Ukraine’s Small Gas Payment To Russia Gets Supplies Flowing For Another Few …

Ukraine sent a payment of $15 million to Russia’s Gazprom natural gas supplier Friday to keep much-needed gas flowing to the battered country for a few more days, Russian and Ukrainian officials said. The gas row came as fighting in the east between pro-Russian separatists and the Ukrainian military cooled. Russia has repeatedly used its gas monopoly in Ukraine to pressure Kyiv to concede to separatists, who the pro-West government and its Western allies say are directly supported by the Russian military.

Earlier this week, Russian officials said they were prepared to supply gas to rebel-held territory for free and still cut of the rest of the country by the beginning of next week if Ukraine didn’t pay. A Ukrainian cutoff to rebel-held areas, which is already suffering a massive humanitarian crisis, “smacks of genocide,” said Russian President Vladimir Putin Wednesday. Many in the east have gone months without electricity, clean water and heat.

“Gazprom yesterday confirmed they would not count the gas supplied to Donetsk and Luhansk as covered by our prepayment and we immediately made a small advance for March …to calm the nerves of our European colleagues,” said Andriy Kobolev, CEO of Ukrainian state gas company Naftogaz.

Ukraine agreed late last year to pay in advance for its gas supplies, which Russia has cut off three times over the last decade over missed payments. The European Commission helped ink a deal between the nations in December that set a price for Russian supplies to Ukraine through the end of the winter. That period ends on March 31, after which the two sides will again need to hammer out a payment rate. The EC invited representatives of the two sides back to the negotiating table in Brussels, Belgium on Monday, according to Reuters.

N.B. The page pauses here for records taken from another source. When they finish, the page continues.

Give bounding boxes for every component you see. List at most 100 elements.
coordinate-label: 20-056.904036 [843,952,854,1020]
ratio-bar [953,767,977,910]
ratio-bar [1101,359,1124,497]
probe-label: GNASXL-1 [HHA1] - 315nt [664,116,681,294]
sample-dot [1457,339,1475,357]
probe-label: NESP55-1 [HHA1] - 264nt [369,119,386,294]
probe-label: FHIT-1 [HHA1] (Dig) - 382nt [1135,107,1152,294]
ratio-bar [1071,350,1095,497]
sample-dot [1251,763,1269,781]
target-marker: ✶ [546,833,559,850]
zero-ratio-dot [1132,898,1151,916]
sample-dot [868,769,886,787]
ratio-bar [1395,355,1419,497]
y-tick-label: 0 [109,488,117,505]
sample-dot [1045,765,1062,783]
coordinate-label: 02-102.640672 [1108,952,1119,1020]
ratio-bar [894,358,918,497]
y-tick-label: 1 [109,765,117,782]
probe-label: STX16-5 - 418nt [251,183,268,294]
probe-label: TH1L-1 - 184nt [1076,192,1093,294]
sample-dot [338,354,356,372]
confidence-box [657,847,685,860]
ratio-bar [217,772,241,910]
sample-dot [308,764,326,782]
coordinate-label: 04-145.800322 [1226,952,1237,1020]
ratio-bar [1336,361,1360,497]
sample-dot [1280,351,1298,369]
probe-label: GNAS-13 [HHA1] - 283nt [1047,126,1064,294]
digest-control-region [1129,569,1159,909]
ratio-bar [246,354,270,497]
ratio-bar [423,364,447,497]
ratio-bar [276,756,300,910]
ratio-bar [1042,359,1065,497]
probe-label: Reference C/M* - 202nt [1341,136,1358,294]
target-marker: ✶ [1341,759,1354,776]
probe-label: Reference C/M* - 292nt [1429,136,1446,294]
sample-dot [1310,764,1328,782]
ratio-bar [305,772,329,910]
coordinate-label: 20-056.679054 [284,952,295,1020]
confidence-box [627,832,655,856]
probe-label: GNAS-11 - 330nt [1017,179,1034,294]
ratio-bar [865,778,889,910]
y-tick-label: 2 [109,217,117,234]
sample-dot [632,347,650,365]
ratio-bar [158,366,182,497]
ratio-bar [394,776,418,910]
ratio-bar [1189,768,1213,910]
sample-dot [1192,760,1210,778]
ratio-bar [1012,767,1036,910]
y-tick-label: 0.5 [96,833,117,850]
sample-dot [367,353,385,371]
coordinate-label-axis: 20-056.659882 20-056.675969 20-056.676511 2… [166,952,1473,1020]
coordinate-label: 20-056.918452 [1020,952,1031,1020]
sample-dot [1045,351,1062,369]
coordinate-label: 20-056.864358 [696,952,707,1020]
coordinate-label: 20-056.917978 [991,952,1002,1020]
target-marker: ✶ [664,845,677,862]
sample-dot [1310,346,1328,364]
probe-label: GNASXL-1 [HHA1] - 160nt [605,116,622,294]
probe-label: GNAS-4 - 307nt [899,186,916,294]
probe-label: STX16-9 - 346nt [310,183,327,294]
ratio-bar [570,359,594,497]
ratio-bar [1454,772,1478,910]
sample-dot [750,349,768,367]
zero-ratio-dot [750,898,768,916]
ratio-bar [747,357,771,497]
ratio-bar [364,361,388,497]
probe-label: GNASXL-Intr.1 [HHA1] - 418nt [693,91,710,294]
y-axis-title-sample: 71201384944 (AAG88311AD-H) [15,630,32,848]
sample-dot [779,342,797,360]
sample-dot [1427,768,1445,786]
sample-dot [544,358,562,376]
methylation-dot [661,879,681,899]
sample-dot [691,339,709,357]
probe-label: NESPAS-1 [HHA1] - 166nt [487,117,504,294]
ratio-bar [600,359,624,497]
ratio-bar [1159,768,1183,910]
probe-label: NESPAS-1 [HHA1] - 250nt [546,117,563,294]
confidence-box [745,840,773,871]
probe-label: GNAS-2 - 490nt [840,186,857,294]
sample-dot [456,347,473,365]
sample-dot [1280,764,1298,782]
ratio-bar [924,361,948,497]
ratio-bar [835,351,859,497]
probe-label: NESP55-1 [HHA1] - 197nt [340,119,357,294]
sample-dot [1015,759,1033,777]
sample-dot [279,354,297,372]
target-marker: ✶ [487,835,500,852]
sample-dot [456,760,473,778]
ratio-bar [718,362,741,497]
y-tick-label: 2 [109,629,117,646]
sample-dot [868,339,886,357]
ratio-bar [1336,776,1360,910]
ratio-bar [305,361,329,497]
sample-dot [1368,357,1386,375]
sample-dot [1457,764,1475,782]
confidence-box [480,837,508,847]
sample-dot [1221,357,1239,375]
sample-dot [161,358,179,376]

Russia supplies nearly all of Ukraine’s natural gas and 15 percent of Europe’s natural gas through Ukrainian territory, which sparked concern in Europe that a Ukrainian cutoff would affect supplies further west. Europe receives 30 percent of their total natural gas supplies from Russia. Russia’s strong energy sector has allowed it to cut deal with neighbors for cheap gas in return for political support and allowed them to do the opposite if it opposes political developments in the former Soviet space.